Her şeyin tıbbileştirildiğini eleştirerek başlayan Sınır İhlalleri Raporu (http://www.psikiyatri.org.tr/PageContentsPopUp.aspx?Id=135) daha sonra terapi kavramının tıbbi bir kavram olduğunu ve 1928 yılında çıkarılmış olan Tababet Kanununa göre psikiyatri uzmanları hariç hiç kimsenin terapi yapamayacağı tespitinde bulundu. Çünkü 1928 yılında (82 yıl önce) çıkan Tababet (Hekimlik) yasası tıp mesleği içinde çalışabilecek meslek gruplarını tanımlarken Psikologluk mesleğini cümle içinde kuramadı. Çünkü psikologluk kavramı yoktu.

Rapor, terapi konusunda insanların kafasının karışık olduğunu ve örneğin sanat terapisi dendiğinde insanların yanlış anladıklarını, bunun yerine sanatla kendini iyi hissetme gibi bir ifadenin daha uygun olduğu saptamasında bulundu.  
 
Rapor, güncelliğini yitirdiği için sıkıntılara neden olan yasanın yenilenmesini önermedi ancak yasanın 77. maddesi gereği okullara verilecek Psikolojik danışanlık hizmetlerinin de sağlık ocakları tarafından yapılması gerektiğini hatırlattı.

Son söz olarak da “Türkiye Psikiyatri Derneği, kavga etmeden, merkeziyetçi ve sansürcü bir tutum takınmadan: 
- Üyelerini etik ilkelere uyma konusunda cesaretlendirici ve ödüllendirici, 
- Maruz kaldıkları sınır ihlallerinde onları koruyan ve destekleyen,  
- Bilimsel ve etik ilkelere uygun ve sınırlara saygılı hekim dışı ruh sağlığı çalışanlarını destekleyen ve onlarla işbirliğine açık 
- Topluma kendini kabul ettiren ve saygınlık gören bir kurumsal örgüt olmak için çalışmalarını sürdürmelidir.” diyerek çalışma grubu raporunu sağlık bakanlığına iletti.

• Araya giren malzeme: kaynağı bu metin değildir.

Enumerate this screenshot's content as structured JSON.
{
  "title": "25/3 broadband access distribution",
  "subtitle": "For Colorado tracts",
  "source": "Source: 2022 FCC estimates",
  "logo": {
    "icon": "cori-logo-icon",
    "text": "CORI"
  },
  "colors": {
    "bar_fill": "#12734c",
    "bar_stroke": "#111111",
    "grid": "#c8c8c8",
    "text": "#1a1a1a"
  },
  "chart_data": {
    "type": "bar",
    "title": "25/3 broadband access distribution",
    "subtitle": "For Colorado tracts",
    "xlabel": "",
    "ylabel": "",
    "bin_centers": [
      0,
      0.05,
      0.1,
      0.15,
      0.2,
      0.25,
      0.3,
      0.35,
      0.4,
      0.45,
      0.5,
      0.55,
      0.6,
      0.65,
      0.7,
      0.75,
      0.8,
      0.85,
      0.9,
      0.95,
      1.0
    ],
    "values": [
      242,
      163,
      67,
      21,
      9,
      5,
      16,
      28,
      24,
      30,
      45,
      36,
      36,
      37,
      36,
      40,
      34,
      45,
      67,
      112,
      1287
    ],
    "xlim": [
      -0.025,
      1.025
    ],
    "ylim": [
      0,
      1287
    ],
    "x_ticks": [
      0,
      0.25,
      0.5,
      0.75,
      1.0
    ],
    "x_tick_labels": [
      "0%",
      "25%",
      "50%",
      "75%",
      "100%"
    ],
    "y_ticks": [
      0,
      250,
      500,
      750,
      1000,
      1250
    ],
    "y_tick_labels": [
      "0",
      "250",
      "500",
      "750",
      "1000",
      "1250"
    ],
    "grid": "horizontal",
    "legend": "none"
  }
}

Bunun üzerine Sağlık Bakanlığı da var olan yasa üzerinden Psikolojik Danışma Merkezlerini kapatmaya başladı.

Görünen o ki, Psikiyatri Derneği Sınır İhlalleri raporunun bir çok açıdan, özellikle bir “psikiyatrizm” ya da “hekimizm” gücü yaratma potansiyeli açısından ele alınması gereklidir. Ancak bu noktadan sonra ne olacağı merakla bekleniyor.

Avukat Yasin Özkan
kapatma yazısı bekleyen kurumların gergin olmamaları gerektiğini söylüyor. Teşekkür ederek yazıyı almak ve mahkemeye gitmek gerektiği fikrinde. Ancak yasal sürecin çok kısa olmayacağını da ekliyor.